A few babies will need to have a second blood test. This is usually because the first test did not give a clear result. Most babies’ second tests will give normal results and your doctor will be informed.
If any of the tests return a positive result and your baby is thought to have one of these conditions, you will be told as soon as possible. Your baby may need further tests to confirm the results and you may be given an appointment with a specialist so that appropriate treatment can begin.
Storage of newborn screening samples
The National Pathology Accreditation Advisory Council requires newborn screening samples to be stored. After the dried blood spot has been tested, it will be stored in a secure locked area until the child is 18 years of age.
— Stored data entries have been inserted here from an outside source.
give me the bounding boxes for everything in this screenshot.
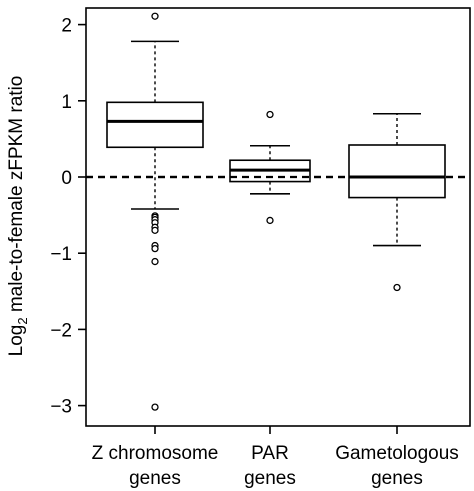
box-group <box>348 112 446 292</box>
outlier-point <box>151 12 159 20</box>
outlier-point <box>266 216 274 225</box>
y-tick-label: 2 <box>61 16 72 37</box>
y-axis-title-rest: male-to-female zFPKM ratio <box>6 76 27 318</box>
category-label-line2: genes <box>244 468 296 489</box>
category-label-line1: PAR <box>251 443 289 464</box>
y-tick-label: −2 <box>50 320 72 341</box>
y-tick-label: −1 <box>50 244 72 265</box>
boxes <box>86 12 470 411</box>
category-label-line1: Gametologous <box>335 443 459 464</box>
y-tick-label: 1 <box>61 92 72 113</box>
y-axis: 2 1 0 −1 −2 −3 <box>50 16 86 418</box>
box-group <box>106 12 204 411</box>
outlier-point <box>151 244 159 253</box>
plot-frame <box>85 7 471 427</box>
outlier-point <box>266 110 274 119</box>
outlier-point <box>151 257 159 266</box>
x-axis: Z chromosome genes PAR genes Gametologous gen… <box>92 426 459 489</box>
box-iqr <box>106 101 204 149</box>
y-axis-title: Log2 male-to-female zFPKM ratio <box>6 76 30 357</box>
y-axis-title-subscript: 2 <box>15 317 30 324</box>
box-iqr <box>348 144 446 199</box>
outlier-point <box>151 226 159 234</box>
outlier-point <box>393 283 401 292</box>
category-label-line2: genes <box>371 468 423 489</box>
category-label-line1: Z chromosome <box>92 443 219 464</box>
outlier-point <box>151 403 159 411</box>
category-label-line2: genes <box>129 468 181 489</box>
box-group <box>229 110 311 225</box>
y-tick-label: −3 <box>50 397 72 418</box>
y-tick-label: 0 <box>61 168 72 189</box>
y-axis-title-main: Log <box>6 325 27 357</box>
In some states you can request the card is returned to you after 2 years.
The stored sample is retained to allow for quality control, and may be used for ethics committee approved research after identifying information has been removed.
The sample may also be used for further testing at the request of the parent or guardian, to provide new medical information for the benefit of the family. After a fixed period (dependent on the state/territory), samples are destroyed.